Grand Duke Nicholas, 1856-1929, Russian general
Cousin of Tzar Alexander III, second cousin of Tsar Nicholas II, and a career soldier, whose military experience stretched from the Russo-Turkish War of 1877-78 to the First World War. On 3 August 1914 he was made Commander in Chief of the Russian army, where he came under pressure from the French to launch attacks before Russian mobilization could be completed, leading to the disasters of Tannenburg and Masurian Lakes. He was one of the few competent members of the Russian High Command, although the individual army commanders had more influence at the front. By September 1914 he had reorganised his armies in preparation for an attack on Silesia, the heart of German mineral production. However, the Germans launched a counterattack, which resulted in the battle of Lodz (12-25 November 1914), where Nicholas showed his skill, managing to turn a potential disaster into a tactical victory with his own counterattack. 1915 saw disaster strike the Russian army, which from June-September was forced to retreat up to three hundred miles back into Russia, abandoning Russian occupied Poland.

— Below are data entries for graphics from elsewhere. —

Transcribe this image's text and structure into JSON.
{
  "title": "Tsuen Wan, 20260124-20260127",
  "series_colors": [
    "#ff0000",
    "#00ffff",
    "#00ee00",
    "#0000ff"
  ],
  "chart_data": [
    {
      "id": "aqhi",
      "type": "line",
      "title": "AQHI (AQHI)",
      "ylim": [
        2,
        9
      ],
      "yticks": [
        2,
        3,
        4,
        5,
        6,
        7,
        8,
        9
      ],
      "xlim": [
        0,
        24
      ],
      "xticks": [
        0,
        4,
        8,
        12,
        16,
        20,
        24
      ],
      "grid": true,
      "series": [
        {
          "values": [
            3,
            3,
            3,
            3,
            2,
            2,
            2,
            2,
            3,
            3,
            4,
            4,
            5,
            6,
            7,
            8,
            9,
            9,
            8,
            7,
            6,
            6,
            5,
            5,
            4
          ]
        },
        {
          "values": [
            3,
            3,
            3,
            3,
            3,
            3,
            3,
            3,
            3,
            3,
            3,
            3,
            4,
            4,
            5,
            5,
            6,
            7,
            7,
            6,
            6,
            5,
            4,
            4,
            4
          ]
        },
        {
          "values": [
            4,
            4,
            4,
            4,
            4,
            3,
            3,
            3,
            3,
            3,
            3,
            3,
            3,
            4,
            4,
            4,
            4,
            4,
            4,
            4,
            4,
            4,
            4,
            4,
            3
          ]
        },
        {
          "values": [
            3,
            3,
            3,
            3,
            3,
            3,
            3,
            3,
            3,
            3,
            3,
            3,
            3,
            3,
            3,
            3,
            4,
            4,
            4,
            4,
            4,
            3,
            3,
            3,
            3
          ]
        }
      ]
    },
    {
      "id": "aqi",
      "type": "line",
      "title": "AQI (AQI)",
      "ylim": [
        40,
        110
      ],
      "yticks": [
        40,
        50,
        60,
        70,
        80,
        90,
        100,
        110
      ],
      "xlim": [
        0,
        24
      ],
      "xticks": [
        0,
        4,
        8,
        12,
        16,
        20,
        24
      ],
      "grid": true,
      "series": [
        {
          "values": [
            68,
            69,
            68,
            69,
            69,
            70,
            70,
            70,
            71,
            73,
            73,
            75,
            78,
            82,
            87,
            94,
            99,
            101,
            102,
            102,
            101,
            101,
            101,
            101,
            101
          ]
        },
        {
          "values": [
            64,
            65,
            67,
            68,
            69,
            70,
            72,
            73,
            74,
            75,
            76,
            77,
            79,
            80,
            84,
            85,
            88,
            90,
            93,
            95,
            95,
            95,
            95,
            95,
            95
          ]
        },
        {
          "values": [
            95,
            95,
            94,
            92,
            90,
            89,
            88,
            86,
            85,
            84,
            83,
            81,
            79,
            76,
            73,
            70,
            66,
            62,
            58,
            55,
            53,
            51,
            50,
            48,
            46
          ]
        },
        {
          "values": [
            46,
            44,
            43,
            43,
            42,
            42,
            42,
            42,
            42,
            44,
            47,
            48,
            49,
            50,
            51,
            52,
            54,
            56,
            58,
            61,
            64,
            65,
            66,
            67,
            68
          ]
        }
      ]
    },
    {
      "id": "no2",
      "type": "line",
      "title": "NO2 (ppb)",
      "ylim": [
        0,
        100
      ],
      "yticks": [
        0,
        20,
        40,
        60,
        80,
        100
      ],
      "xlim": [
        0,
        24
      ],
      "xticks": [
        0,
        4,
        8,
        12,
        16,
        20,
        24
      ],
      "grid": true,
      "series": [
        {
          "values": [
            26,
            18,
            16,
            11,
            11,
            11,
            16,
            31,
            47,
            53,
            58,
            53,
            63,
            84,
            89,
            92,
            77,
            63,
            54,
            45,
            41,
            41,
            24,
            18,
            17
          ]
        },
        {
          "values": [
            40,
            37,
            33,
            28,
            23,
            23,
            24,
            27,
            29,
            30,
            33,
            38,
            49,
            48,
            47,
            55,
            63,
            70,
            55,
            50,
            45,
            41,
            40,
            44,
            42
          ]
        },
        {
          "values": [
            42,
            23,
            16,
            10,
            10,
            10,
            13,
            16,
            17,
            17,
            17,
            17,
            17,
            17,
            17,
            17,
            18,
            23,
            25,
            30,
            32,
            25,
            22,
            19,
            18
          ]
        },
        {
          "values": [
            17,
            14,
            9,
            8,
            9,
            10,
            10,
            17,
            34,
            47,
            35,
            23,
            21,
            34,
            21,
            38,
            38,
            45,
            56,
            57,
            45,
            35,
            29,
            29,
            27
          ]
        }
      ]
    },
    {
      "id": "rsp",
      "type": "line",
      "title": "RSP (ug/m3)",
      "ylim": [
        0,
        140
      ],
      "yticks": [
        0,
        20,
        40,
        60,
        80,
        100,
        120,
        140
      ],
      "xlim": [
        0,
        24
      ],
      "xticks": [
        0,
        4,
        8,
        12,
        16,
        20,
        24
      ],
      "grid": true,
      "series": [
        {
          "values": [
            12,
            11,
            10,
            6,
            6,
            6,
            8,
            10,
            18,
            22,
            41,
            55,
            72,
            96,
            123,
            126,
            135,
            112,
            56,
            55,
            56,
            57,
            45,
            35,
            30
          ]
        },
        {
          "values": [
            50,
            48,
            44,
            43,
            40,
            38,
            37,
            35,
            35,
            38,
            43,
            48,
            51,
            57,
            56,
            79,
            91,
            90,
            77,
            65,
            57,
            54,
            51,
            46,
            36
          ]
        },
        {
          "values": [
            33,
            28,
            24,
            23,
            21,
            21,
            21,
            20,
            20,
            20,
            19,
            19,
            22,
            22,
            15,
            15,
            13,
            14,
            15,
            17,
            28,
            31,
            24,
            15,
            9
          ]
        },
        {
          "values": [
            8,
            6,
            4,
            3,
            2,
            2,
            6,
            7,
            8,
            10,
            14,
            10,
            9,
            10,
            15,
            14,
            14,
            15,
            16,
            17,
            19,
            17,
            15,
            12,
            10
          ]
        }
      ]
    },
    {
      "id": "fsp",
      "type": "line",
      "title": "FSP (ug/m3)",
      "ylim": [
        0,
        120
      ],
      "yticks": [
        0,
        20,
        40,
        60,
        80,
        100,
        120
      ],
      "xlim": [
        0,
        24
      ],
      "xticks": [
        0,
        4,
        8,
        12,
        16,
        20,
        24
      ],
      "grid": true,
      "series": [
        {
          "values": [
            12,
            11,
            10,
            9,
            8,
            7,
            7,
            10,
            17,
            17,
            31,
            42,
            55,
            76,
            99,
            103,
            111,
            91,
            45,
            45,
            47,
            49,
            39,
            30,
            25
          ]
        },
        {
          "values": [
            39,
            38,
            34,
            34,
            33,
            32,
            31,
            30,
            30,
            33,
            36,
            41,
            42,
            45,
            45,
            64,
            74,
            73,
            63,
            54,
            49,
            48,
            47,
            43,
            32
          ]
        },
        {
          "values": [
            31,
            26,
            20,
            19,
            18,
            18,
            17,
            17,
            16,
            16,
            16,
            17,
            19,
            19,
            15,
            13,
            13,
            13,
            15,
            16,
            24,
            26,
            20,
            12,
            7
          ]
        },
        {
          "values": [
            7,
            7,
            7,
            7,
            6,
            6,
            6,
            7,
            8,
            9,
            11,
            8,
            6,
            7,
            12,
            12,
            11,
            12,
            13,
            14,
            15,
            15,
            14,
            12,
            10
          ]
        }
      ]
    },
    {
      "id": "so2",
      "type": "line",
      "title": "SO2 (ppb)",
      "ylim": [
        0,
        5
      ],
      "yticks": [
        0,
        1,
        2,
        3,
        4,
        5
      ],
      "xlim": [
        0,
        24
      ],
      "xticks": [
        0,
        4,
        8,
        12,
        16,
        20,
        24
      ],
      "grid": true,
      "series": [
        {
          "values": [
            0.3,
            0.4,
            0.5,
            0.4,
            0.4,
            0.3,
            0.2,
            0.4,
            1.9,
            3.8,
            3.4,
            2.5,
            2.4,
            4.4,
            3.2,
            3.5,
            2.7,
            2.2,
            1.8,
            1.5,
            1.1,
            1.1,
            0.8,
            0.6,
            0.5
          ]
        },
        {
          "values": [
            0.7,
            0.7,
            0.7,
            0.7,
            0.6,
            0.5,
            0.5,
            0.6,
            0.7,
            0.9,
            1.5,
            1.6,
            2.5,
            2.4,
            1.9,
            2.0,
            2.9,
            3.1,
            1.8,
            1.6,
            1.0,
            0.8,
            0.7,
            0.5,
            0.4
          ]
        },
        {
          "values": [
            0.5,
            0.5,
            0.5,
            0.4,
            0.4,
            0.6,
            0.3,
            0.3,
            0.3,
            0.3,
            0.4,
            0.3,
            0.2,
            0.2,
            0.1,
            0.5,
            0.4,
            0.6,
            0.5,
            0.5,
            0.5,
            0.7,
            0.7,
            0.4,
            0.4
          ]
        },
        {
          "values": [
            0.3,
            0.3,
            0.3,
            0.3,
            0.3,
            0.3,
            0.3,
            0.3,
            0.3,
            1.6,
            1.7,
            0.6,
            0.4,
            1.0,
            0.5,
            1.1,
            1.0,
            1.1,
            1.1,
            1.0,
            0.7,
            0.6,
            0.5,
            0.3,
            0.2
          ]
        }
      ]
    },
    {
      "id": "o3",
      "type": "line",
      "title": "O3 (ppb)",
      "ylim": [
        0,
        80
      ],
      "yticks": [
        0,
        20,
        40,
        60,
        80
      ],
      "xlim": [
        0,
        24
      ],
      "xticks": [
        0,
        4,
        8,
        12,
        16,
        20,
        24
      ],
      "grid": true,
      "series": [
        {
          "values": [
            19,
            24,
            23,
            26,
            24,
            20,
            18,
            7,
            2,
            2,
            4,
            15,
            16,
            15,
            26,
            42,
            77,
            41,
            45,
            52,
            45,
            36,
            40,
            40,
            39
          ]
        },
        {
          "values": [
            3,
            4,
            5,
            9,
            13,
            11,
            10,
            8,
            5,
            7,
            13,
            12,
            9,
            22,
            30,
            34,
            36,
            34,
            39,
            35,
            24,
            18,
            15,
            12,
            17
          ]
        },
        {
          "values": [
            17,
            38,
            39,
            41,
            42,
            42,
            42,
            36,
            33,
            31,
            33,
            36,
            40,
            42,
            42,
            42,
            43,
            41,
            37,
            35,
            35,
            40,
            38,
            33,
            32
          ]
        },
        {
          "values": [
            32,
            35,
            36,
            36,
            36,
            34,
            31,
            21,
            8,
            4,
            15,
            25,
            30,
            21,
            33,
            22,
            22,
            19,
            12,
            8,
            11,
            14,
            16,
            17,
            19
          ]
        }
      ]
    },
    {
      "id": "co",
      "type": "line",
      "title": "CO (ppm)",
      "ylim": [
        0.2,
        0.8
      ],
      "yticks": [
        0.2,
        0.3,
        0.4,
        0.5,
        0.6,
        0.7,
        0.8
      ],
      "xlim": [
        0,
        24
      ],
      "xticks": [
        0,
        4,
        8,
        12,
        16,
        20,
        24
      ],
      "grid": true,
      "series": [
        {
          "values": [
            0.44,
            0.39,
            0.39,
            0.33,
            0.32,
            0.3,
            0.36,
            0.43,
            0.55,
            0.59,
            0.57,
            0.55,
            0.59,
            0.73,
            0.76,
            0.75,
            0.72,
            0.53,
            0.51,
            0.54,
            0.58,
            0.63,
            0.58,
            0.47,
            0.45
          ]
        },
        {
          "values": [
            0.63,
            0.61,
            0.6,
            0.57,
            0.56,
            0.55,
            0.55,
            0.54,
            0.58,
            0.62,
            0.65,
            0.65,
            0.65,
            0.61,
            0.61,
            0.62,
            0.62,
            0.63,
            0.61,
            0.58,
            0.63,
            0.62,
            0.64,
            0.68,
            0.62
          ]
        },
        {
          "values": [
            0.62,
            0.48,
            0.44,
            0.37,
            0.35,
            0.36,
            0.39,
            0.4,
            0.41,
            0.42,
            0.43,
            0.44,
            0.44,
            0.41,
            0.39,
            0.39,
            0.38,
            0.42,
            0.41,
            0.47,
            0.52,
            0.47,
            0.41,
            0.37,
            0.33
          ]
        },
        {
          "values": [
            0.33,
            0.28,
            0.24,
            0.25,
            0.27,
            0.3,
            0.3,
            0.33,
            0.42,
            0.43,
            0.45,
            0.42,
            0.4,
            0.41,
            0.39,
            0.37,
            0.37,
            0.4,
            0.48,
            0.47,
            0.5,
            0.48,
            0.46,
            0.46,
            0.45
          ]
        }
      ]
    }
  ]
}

Grand Duke Nicholas managed the withdrawal with great skill, and managed to preserve his armies intact, and stop the withdrawal turning into a rout that would have meant defeat for Russia. However, in a typically inept move, Tsar Nicholas II decided to take personal command of the war against Germany and Austria, and on 21 August the Grand Duke was removed from command, and made Vice-Roy of Caucasia, in command of the war against the Turks.
He arrived on 24 September 1915, and found himself working with General Yudenich, one of the few skilled Russian generals of the war, who he retained as his field commander. On the Caucasus front the Grand Duke was able to play a bigger part in the planning of the war, and with Yudenich put together a plan for an offensive in 1916, which resulted in one of the few clear-cut Russian successes of the war, pushing the Turks back over one hundred miles, and then held on to the newly gained territory until the Russian collapse of 1917. He was removed from command after the February Revolution of 1917, and went into exile in 1919, first in Italy, and then finally in France.